The challenges had also been exacerbated by 20 multiple and duplicate taxes and levies, which were “suffocating the growth of the sector.”

“These include the NHIL, VAT, GETfund, COVID-19 levy, GTA levy, EPA Levy, FDA levy, MMDAs levy, Fire Service levy, and one percent tourism levy.”

“Others are SSNIT for staff, data protection levy, property rates, suitability report levy, and GHAMRO levy, all of which contribute to the pricing mechanisms.”

Mr Nkoom expressed regret over the burden those taxes put on industry operators and said the GHA had no option but to honour all tax obligations, in addition to the cost of maintenance, utilities, and the payment of salaries.

He urged the Government to consider the reduction in VAT charges as the hotel business was gradually grinding to a halt due to very low patronage, because of the economic hardship.

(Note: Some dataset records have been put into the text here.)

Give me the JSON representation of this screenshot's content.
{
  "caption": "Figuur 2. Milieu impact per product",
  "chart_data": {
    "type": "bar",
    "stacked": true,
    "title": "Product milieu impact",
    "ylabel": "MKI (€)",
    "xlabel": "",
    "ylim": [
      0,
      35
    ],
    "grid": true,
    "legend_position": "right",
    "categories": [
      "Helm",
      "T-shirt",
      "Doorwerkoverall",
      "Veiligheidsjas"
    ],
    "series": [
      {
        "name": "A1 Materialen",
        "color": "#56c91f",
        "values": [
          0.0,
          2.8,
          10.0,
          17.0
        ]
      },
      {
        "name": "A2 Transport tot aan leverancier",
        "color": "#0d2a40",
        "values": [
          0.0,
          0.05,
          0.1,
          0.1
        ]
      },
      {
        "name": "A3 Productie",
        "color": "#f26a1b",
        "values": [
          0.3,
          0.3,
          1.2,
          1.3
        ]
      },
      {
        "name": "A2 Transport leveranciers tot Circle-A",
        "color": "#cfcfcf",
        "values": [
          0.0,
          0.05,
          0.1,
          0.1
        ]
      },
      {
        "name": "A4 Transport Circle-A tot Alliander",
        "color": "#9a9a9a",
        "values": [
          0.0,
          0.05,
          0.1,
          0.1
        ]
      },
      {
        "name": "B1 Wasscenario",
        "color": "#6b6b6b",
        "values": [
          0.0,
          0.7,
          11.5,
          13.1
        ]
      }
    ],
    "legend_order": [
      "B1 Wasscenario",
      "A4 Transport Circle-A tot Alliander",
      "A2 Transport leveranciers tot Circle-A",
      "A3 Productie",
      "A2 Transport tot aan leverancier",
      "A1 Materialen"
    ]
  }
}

Apparently, the Finance Ministry is scheduled to present the 2024 budget to Parliament in November.

In the lead-up to the presentation, Finance Minister Ken Ofori-Atta has engaged with various interest groups, including GUTA.

Minister Ofori-Atta acknowledged the concerns raised by these groups, particularly regarding the high tax rates in the country.

He assured that their concerns would be taken into consideration before the budget presentation.